Bharat: An Eid bonanza for Salman fans

The timing of the film and its non-competitive environ may get Salman back to the box office not the quality of the film

By Author  |  Published: 5th Jun 2019  6:54 pm
Eid bonanza

At a certain stage of the narrative the heroine tells the protagonist:  tum na bahut hi self-obsessive ho.  This sums up the Ali Abbas Jaffar tiring quasi historic recap of India from partition to Manmohanomics seen through the eyes of the shirt tearing Khan who has not got out of his Bajrangi Bhaijan days and cross border hangover.  Only this time instead of taking some one from here to that side of the Wagah border he has left behind some one for whom he yearns with a huge guilt complex.

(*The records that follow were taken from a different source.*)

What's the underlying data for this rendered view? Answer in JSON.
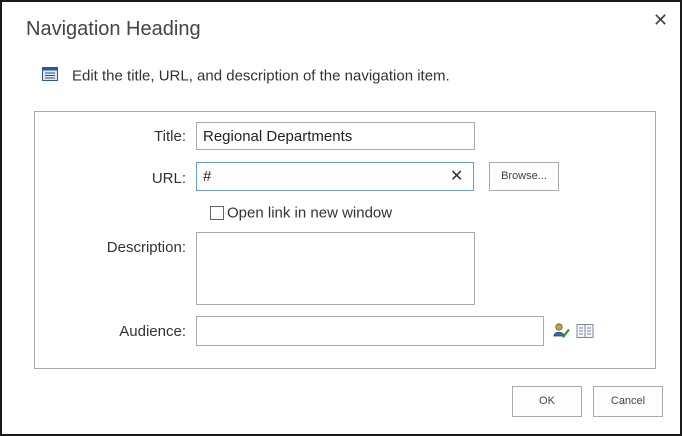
{
  "dialog": {
    "title": "Navigation Heading",
    "close_glyph": "✕",
    "instruction": "Edit the title, URL, and description of the navigation item."
  },
  "form": {
    "title_label": "Title:",
    "title_value": "Regional Departments",
    "url_label": "URL:",
    "url_value": "#",
    "url_clear_glyph": "✕",
    "browse_label": "Browse...",
    "new_window_label": "Open link in new window",
    "new_window_checked": false,
    "description_label": "Description:",
    "description_value": "",
    "audience_label": "Audience:",
    "audience_value": ""
  },
  "buttons": {
    "ok": "OK",
    "cancel": "Cancel"
  },
  "icons": {
    "instruction": "list-icon",
    "check_names": "check-names-icon",
    "browse_directory": "address-book-icon"
  },
  "colors": {
    "border": "#ababab",
    "focus_border": "#6b9ed6",
    "icon_blue": "#2b5797"
  }
}
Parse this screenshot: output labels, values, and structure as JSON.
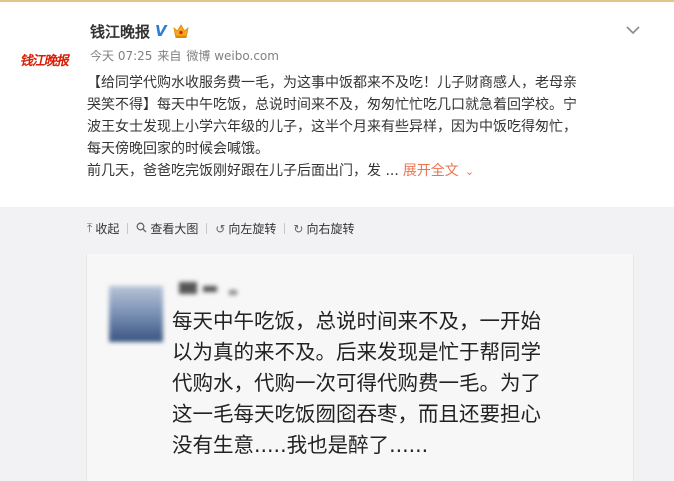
{
  "header": {
    "avatar_text": "钱江晚报",
    "screen_name": "钱江晚报",
    "verified_mark": "V",
    "time": "今天 07:25",
    "source_prefix": "来自",
    "source": "微博 weibo.com"
  },
  "post": {
    "lines": [
      "【给同学代购水收服务费一毛，为这事中饭都来不及吃！儿子财商感人，老母亲",
      "哭笑不得】每天中午吃饭，总说时间来不及，匆匆忙忙吃几口就急着回学校。宁",
      "波王女士发现上小学六年级的儿子，这半个月来有些异样，因为中饭吃得匆忙，",
      "每天傍晚回家的时候会喊饿。",
      "前几天，爸爸吃完饭刚好跟在儿子后面出门，发 ..."
    ],
    "expand_label": "展开全文",
    "expand_chevron": "⌄"
  },
  "toolbar": {
    "collapse": "收起",
    "view_large": "查看大图",
    "rotate_left": "向左旋转",
    "rotate_right": "向右旋转"
  },
  "image": {
    "lines": [
      "每天中午吃饭，总说时间来不及，一开始",
      "以为真的来不及。后来发现是忙于帮同学",
      "代购水，代购一次可得代购费一毛。为了",
      "这一毛每天吃饭囫囵吞枣，而且还要担心",
      "没有生意.....我也是醉了......"
    ]
  },
  "colors": {
    "brand_red": "#d81e06",
    "link_orange": "#eb7350",
    "verified_blue": "#2e7cd6",
    "media_bg": "#f2f2f5"
  }
}
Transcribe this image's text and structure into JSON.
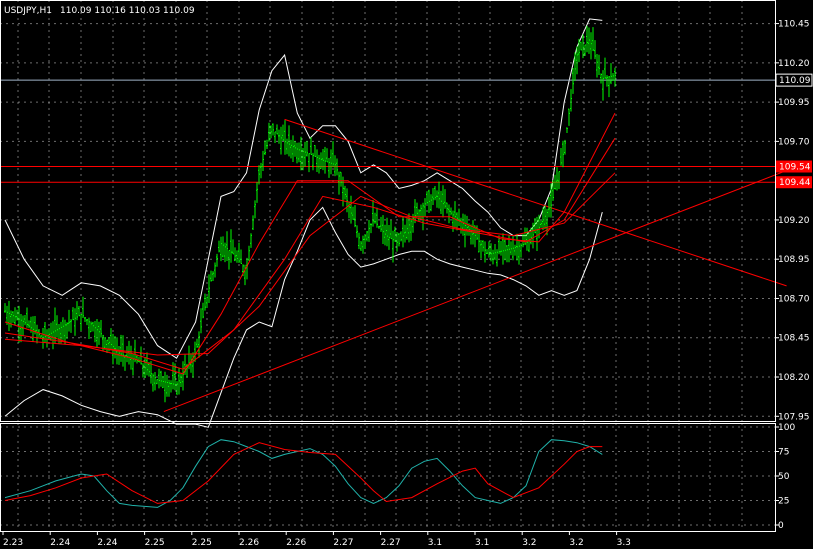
{
  "header": {
    "symbol": "USDJPY,H1",
    "ohlc": "110.09 110.16 110.03 110.09"
  },
  "colors": {
    "background": "#000000",
    "grid": "#c8c8c8",
    "axis": "#ffffff",
    "candle": "#00ff00",
    "ma": "#ff0000",
    "bands": "#ffffff",
    "level_line": "#ff0000",
    "bid_line": "#9fb3c8",
    "stoch_main": "#20b2aa",
    "stoch_signal": "#ff0000"
  },
  "chart_data": [
    {
      "type": "line",
      "title": "USDJPY,H1",
      "x_ticks": [
        "2.23",
        "2.24",
        "2.24",
        "2.25",
        "2.25",
        "2.26",
        "2.26",
        "2.27",
        "2.27",
        "3.1",
        "3.1",
        "3.2",
        "3.2",
        "3.3"
      ],
      "y_ticks": [
        "110.45",
        "110.20",
        "109.95",
        "109.70",
        "109.20",
        "108.95",
        "108.70",
        "108.45",
        "108.20",
        "107.95"
      ],
      "ylim": [
        107.92,
        110.6
      ],
      "grid": true,
      "current_price": "110.09",
      "horizontal_levels": [
        {
          "label": "109.54",
          "value": 109.54
        },
        {
          "label": "109.44",
          "value": 109.44
        }
      ],
      "trendlines": [
        {
          "name": "resistance",
          "from": [
            44,
            109.84
          ],
          "to": [
            123,
            108.78
          ]
        },
        {
          "name": "support",
          "from": [
            25,
            107.98
          ],
          "to": [
            124,
            109.53
          ]
        }
      ],
      "price_path": [
        [
          0,
          108.62
        ],
        [
          3,
          108.55
        ],
        [
          6,
          108.45
        ],
        [
          9,
          108.52
        ],
        [
          12,
          108.6
        ],
        [
          15,
          108.48
        ],
        [
          18,
          108.35
        ],
        [
          21,
          108.3
        ],
        [
          24,
          108.18
        ],
        [
          27,
          108.15
        ],
        [
          30,
          108.35
        ],
        [
          32,
          108.75
        ],
        [
          34,
          109.05
        ],
        [
          36,
          108.98
        ],
        [
          38,
          108.88
        ],
        [
          40,
          109.5
        ],
        [
          42,
          109.78
        ],
        [
          44,
          109.7
        ],
        [
          46,
          109.65
        ],
        [
          48,
          109.62
        ],
        [
          50,
          109.58
        ],
        [
          52,
          109.55
        ],
        [
          54,
          109.3
        ],
        [
          56,
          109.05
        ],
        [
          58,
          109.2
        ],
        [
          60,
          109.1
        ],
        [
          62,
          109.05
        ],
        [
          64,
          109.2
        ],
        [
          66,
          109.3
        ],
        [
          68,
          109.35
        ],
        [
          70,
          109.25
        ],
        [
          72,
          109.18
        ],
        [
          74,
          109.1
        ],
        [
          76,
          108.98
        ],
        [
          78,
          109.0
        ],
        [
          80,
          109.02
        ],
        [
          82,
          109.05
        ],
        [
          84,
          109.15
        ],
        [
          86,
          109.3
        ],
        [
          88,
          109.65
        ],
        [
          90,
          110.25
        ],
        [
          92,
          110.35
        ],
        [
          94,
          110.1
        ],
        [
          96,
          110.12
        ]
      ],
      "moving_averages": [
        {
          "values": [
            [
              0,
              108.55
            ],
            [
              10,
              108.42
            ],
            [
              20,
              108.32
            ],
            [
              28,
              108.22
            ],
            [
              34,
              108.6
            ],
            [
              40,
              109.05
            ],
            [
              46,
              109.45
            ],
            [
              54,
              109.45
            ],
            [
              62,
              109.22
            ],
            [
              70,
              109.22
            ],
            [
              78,
              109.08
            ],
            [
              84,
              109.06
            ],
            [
              88,
              109.25
            ],
            [
              96,
              109.88
            ]
          ]
        },
        {
          "values": [
            [
              0,
              108.48
            ],
            [
              10,
              108.42
            ],
            [
              20,
              108.35
            ],
            [
              28,
              108.25
            ],
            [
              36,
              108.5
            ],
            [
              44,
              108.95
            ],
            [
              50,
              109.35
            ],
            [
              58,
              109.28
            ],
            [
              66,
              109.18
            ],
            [
              74,
              109.12
            ],
            [
              82,
              109.06
            ],
            [
              88,
              109.2
            ],
            [
              96,
              109.72
            ]
          ]
        },
        {
          "values": [
            [
              0,
              108.44
            ],
            [
              12,
              108.4
            ],
            [
              24,
              108.34
            ],
            [
              32,
              108.35
            ],
            [
              40,
              108.65
            ],
            [
              48,
              109.1
            ],
            [
              56,
              109.35
            ],
            [
              64,
              109.22
            ],
            [
              72,
              109.14
            ],
            [
              80,
              109.1
            ],
            [
              88,
              109.18
            ],
            [
              96,
              109.5
            ]
          ]
        }
      ],
      "bands": {
        "upper": [
          [
            0,
            109.2
          ],
          [
            3,
            108.95
          ],
          [
            6,
            108.78
          ],
          [
            9,
            108.72
          ],
          [
            12,
            108.8
          ],
          [
            15,
            108.78
          ],
          [
            18,
            108.72
          ],
          [
            21,
            108.6
          ],
          [
            24,
            108.4
          ],
          [
            27,
            108.32
          ],
          [
            30,
            108.55
          ],
          [
            32,
            108.95
          ],
          [
            34,
            109.35
          ],
          [
            36,
            109.38
          ],
          [
            38,
            109.5
          ],
          [
            40,
            109.9
          ],
          [
            42,
            110.15
          ],
          [
            44,
            110.25
          ],
          [
            46,
            109.88
          ],
          [
            48,
            109.72
          ],
          [
            50,
            109.8
          ],
          [
            52,
            109.8
          ],
          [
            54,
            109.7
          ],
          [
            56,
            109.5
          ],
          [
            58,
            109.55
          ],
          [
            60,
            109.5
          ],
          [
            62,
            109.4
          ],
          [
            64,
            109.42
          ],
          [
            66,
            109.45
          ],
          [
            68,
            109.5
          ],
          [
            70,
            109.45
          ],
          [
            72,
            109.4
          ],
          [
            74,
            109.32
          ],
          [
            76,
            109.25
          ],
          [
            78,
            109.15
          ],
          [
            80,
            109.1
          ],
          [
            82,
            109.1
          ],
          [
            84,
            109.2
          ],
          [
            86,
            109.4
          ],
          [
            88,
            109.95
          ],
          [
            90,
            110.3
          ],
          [
            92,
            110.48
          ],
          [
            94,
            110.47
          ]
        ],
        "lower": [
          [
            0,
            107.95
          ],
          [
            3,
            108.05
          ],
          [
            6,
            108.12
          ],
          [
            9,
            108.08
          ],
          [
            12,
            108.02
          ],
          [
            15,
            107.98
          ],
          [
            18,
            107.95
          ],
          [
            21,
            107.98
          ],
          [
            24,
            107.96
          ],
          [
            27,
            107.9
          ],
          [
            30,
            107.9
          ],
          [
            32,
            107.88
          ],
          [
            34,
            108.1
          ],
          [
            36,
            108.32
          ],
          [
            38,
            108.5
          ],
          [
            40,
            108.55
          ],
          [
            42,
            108.52
          ],
          [
            44,
            108.82
          ],
          [
            46,
            109.0
          ],
          [
            48,
            109.2
          ],
          [
            50,
            109.28
          ],
          [
            52,
            109.12
          ],
          [
            54,
            108.98
          ],
          [
            56,
            108.9
          ],
          [
            58,
            108.92
          ],
          [
            60,
            108.95
          ],
          [
            62,
            108.98
          ],
          [
            64,
            109.0
          ],
          [
            66,
            109.0
          ],
          [
            68,
            108.95
          ],
          [
            70,
            108.92
          ],
          [
            72,
            108.9
          ],
          [
            74,
            108.88
          ],
          [
            76,
            108.86
          ],
          [
            78,
            108.85
          ],
          [
            80,
            108.82
          ],
          [
            82,
            108.78
          ],
          [
            84,
            108.72
          ],
          [
            86,
            108.75
          ],
          [
            88,
            108.72
          ],
          [
            90,
            108.75
          ],
          [
            92,
            108.95
          ],
          [
            94,
            109.25
          ]
        ]
      }
    },
    {
      "type": "line",
      "y_ticks": [
        "100",
        "75",
        "50",
        "25",
        "0"
      ],
      "ylim": [
        0,
        100
      ],
      "series": [
        {
          "values": [
            [
              0,
              28
            ],
            [
              4,
              35
            ],
            [
              8,
              45
            ],
            [
              12,
              52
            ],
            [
              14,
              50
            ],
            [
              16,
              35
            ],
            [
              18,
              22
            ],
            [
              20,
              20
            ],
            [
              24,
              18
            ],
            [
              26,
              25
            ],
            [
              28,
              38
            ],
            [
              30,
              60
            ],
            [
              32,
              80
            ],
            [
              34,
              87
            ],
            [
              36,
              85
            ],
            [
              38,
              80
            ],
            [
              40,
              75
            ],
            [
              42,
              68
            ],
            [
              44,
              72
            ],
            [
              46,
              75
            ],
            [
              48,
              78
            ],
            [
              50,
              72
            ],
            [
              52,
              60
            ],
            [
              54,
              42
            ],
            [
              56,
              28
            ],
            [
              58,
              22
            ],
            [
              60,
              28
            ],
            [
              62,
              40
            ],
            [
              64,
              58
            ],
            [
              66,
              65
            ],
            [
              68,
              68
            ],
            [
              70,
              55
            ],
            [
              72,
              40
            ],
            [
              74,
              28
            ],
            [
              76,
              25
            ],
            [
              78,
              22
            ],
            [
              80,
              28
            ],
            [
              82,
              40
            ],
            [
              84,
              75
            ],
            [
              86,
              87
            ],
            [
              88,
              86
            ],
            [
              90,
              84
            ],
            [
              92,
              80
            ],
            [
              94,
              72
            ]
          ]
        },
        {
          "values": [
            [
              0,
              25
            ],
            [
              4,
              30
            ],
            [
              8,
              38
            ],
            [
              12,
              48
            ],
            [
              16,
              52
            ],
            [
              20,
              35
            ],
            [
              24,
              22
            ],
            [
              28,
              25
            ],
            [
              32,
              45
            ],
            [
              36,
              72
            ],
            [
              40,
              84
            ],
            [
              44,
              77
            ],
            [
              48,
              74
            ],
            [
              52,
              72
            ],
            [
              56,
              48
            ],
            [
              58,
              35
            ],
            [
              60,
              24
            ],
            [
              64,
              28
            ],
            [
              68,
              42
            ],
            [
              72,
              55
            ],
            [
              74,
              58
            ],
            [
              76,
              42
            ],
            [
              80,
              28
            ],
            [
              84,
              38
            ],
            [
              88,
              62
            ],
            [
              90,
              75
            ],
            [
              92,
              80
            ],
            [
              94,
              80
            ]
          ]
        }
      ]
    }
  ]
}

Partition disturbs the life of the local railway station master Gautam (Jackie Shroff). Even as the family joins the mass cross border exodus the father delegates family responsibility to the little son Bharat and asks him to take care of Mom (Sonali Kulkarni) and other siblings while he goes in search of little lost Gudiya his daughter.  Mom and displaced family members land up at the house of aunt (Ayesha Mirza) whose husband does not want the refugees at home. His grocery business is too small to support the new additions to the family.

Bharat however does odd jobs to keep the family going. Soon he grows up and joins a circus and performs dare and dangerous tricks. Bharat (Salman Khan) and his friend Vilayat (Sunil Grover) soon are a success story at the circus alongside Radha (Disha Patani).  Soon they part and it is back to poverty. Exit Radha enter Kuma Raina (Katrina) who is a supervisor of some oil drilling company where she behaves as if she is a local Mussolini and deals with all recruits with iron gloves but nurtures a soft corner for Bharat of muscle and blank looks fame.

In the midst of time lines including the passing of Pandit Nehru, India winning the World Cup (the last played with 60 overs!!) Bharat assumes various responsibilities to knot up the loose ends of the family but never gives up the hope of meeting up with the father and the sister he lost.  Thematically though it is said to be inspired by Ode to a Father it is so close to Elie Wiesel’s Night on the morbid World War atrocities. Tabu makes a special appearance in the film and to mention her role would be playing spoilt sport.  Streaks of biographical detail for the discerning is showing.  Also is the tale of an elder son of a once upon a time star keeping the family together does not go unnoticed.  The film simply has too much to state and states it all at a very peripheral level at the cost of content credibility and relevance.

While the film is built around the aura of Salman Khan it is strangely Katrina Kaif who gives a very polished performance. The Ek That Tiger actor seems to work well with the film maker and they seem to understand each other well.  She surely shows grace and poise.  Salman is himself.  A guess that is clearly the intent of the script- nay the entire exercise.  For his fans this is another Eid bonanza. For the rest it is an inelegant detail of India 1945-94 told in a haphazard manner with greater stress on Bharat (Salman) than most historic biographies are fashioned.  Special mention must be made of Sunil Grover who genuinely gives the film its lighter moments.

The timing of the film and its non-competitive environ may get Salman back to the box office not the quality of the film.